Coalition asks BLM to limit oil shale development

DENVER – A group of 16 conservation organizations asked the Bureau of Land Management to adopt the most restrictive option for oil shale and tar sands research and development in the West.

The groups presented the recommendation Friday, the deadline to submit formal comments to the bureau on its draft environmental impact statement, according to Western Resource Advocates. The Boulder-based environmental group joined the Sierra Club, Colorado Environmental Coalition, Natural Resources Defense Council and others to oppose oil shale and tar sands development.

“No lands should be allocated for commercial development until completion of research, including but not limited to federal research, design and demonstration (RD&D) leases, and an analysis of the impacts,” reads the groups’ recommendation.

Oil shale can be mined and processed to produce oil similar to that pumped from conventional oil wells. But technological and economic conditions cannot currently support a sustained commercial oil shale industry, according to the bureau.

The bureau has proposed to lease more than 460,000 acres for research and development of oil shale in three states. The proposal would allow R&D activity on more than 35,000 acres in Colorado, 250,000 acres in Utah and 174,000 acres in Wyoming in an “environmentally responsible way that protects scarce water supplies,” the bureau said.

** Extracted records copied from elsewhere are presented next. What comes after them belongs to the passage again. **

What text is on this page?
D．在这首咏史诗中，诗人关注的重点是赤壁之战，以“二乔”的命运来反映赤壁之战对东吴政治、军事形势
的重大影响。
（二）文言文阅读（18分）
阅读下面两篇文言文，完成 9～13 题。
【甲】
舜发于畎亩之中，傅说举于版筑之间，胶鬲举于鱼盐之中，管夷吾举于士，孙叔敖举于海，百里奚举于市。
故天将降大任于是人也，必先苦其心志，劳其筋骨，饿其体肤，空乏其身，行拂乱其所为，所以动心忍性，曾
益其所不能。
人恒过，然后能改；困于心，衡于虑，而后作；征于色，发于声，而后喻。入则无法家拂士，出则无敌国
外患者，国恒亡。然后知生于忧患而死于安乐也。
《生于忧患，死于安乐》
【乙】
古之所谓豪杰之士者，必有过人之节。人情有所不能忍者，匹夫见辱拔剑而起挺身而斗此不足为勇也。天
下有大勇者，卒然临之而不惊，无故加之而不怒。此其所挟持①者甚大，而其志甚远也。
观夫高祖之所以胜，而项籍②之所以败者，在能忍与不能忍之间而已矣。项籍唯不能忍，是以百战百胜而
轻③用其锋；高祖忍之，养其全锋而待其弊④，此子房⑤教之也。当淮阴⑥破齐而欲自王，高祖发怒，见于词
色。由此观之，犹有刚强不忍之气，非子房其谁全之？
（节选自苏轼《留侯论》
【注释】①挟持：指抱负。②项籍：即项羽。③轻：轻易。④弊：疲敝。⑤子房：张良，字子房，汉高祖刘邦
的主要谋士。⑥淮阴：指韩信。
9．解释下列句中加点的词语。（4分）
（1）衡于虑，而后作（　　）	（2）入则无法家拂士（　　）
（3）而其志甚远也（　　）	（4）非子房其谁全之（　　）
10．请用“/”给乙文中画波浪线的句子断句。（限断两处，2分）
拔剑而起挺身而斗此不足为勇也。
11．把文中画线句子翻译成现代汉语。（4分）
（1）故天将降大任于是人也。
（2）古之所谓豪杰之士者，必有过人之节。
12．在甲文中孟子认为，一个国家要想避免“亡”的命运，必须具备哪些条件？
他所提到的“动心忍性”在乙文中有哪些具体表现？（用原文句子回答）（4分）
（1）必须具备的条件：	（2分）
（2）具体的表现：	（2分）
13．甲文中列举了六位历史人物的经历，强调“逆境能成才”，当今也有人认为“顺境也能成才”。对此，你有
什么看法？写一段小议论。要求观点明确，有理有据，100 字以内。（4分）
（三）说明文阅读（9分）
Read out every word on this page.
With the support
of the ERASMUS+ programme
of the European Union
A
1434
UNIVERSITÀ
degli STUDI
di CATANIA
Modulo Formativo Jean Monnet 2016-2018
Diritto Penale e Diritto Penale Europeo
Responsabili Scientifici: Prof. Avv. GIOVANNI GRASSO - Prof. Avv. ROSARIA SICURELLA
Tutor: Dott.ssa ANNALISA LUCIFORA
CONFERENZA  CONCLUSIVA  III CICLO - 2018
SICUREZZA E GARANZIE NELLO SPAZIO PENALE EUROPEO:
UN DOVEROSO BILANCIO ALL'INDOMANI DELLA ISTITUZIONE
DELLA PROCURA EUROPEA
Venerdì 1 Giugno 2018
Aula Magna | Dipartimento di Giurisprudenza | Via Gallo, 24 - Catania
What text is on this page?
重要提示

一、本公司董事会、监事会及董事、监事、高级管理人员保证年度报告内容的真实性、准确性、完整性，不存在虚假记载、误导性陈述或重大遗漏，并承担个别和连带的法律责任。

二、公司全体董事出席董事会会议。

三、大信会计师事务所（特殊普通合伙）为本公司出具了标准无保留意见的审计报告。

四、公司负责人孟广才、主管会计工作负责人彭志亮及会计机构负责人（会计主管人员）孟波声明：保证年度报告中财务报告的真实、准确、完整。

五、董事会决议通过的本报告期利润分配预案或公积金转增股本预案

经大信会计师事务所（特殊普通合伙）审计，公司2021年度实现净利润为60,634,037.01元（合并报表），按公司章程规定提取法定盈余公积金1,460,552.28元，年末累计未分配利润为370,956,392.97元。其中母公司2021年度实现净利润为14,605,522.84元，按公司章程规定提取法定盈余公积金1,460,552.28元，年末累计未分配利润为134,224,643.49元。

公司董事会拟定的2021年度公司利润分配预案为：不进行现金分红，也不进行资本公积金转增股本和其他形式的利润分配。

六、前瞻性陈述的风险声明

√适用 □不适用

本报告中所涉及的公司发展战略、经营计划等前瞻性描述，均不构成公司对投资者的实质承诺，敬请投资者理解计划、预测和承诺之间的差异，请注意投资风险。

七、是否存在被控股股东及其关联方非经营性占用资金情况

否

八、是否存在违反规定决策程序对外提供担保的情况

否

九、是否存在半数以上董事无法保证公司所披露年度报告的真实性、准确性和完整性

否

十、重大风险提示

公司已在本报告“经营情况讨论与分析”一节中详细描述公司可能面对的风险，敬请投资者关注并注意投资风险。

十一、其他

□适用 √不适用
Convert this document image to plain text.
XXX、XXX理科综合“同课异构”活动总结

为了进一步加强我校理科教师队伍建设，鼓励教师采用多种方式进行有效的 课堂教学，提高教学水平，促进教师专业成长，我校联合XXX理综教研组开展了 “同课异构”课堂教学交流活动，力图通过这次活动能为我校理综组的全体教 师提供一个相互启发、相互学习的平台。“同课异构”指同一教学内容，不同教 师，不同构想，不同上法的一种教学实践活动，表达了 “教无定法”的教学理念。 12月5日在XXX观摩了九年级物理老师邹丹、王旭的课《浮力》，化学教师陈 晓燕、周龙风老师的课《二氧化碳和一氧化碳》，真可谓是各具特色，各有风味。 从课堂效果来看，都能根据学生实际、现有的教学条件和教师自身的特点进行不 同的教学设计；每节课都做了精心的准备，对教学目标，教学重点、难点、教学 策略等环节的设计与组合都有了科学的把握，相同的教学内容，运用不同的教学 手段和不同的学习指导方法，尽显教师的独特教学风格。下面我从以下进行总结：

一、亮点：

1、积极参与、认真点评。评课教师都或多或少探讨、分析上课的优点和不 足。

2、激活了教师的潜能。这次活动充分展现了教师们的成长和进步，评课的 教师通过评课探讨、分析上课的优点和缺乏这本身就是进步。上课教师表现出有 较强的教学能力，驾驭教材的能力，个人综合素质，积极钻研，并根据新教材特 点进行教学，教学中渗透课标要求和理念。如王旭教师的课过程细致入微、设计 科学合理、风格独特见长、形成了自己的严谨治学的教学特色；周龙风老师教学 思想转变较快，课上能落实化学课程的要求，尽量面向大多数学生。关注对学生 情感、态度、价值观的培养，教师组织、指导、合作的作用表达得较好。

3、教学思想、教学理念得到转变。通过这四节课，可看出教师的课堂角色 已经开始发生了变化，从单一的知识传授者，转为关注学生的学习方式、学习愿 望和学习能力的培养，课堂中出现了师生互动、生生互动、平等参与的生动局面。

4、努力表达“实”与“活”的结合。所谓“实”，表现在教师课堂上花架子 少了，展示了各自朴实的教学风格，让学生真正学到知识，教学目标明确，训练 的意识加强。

“Because there are still many unanswered questions about the technology, water use and impacts of potential commercial-scale oil shale development, we are proposing a prudent and orderly approach that could facilitate significant improvements to technology needed for commercial-scale activity,” bureau Director Bob Abbey previously said.

Environmentalists contend that large-scale oil shale development on the Western Slope would put pressure on tight water supplies. They asked the bureau to adopt its most restrictive alternative, which makes a limited number of acres available for development until further research is completed.

“It makes no sense whatsoever to risk extensive environmental damage of public lands on a technology that doesn’t exist,´ said Bobby McEnaney of the Natural Resources Defense Council.

Oil and gas industry representatives did not immediately respond to requests for comment.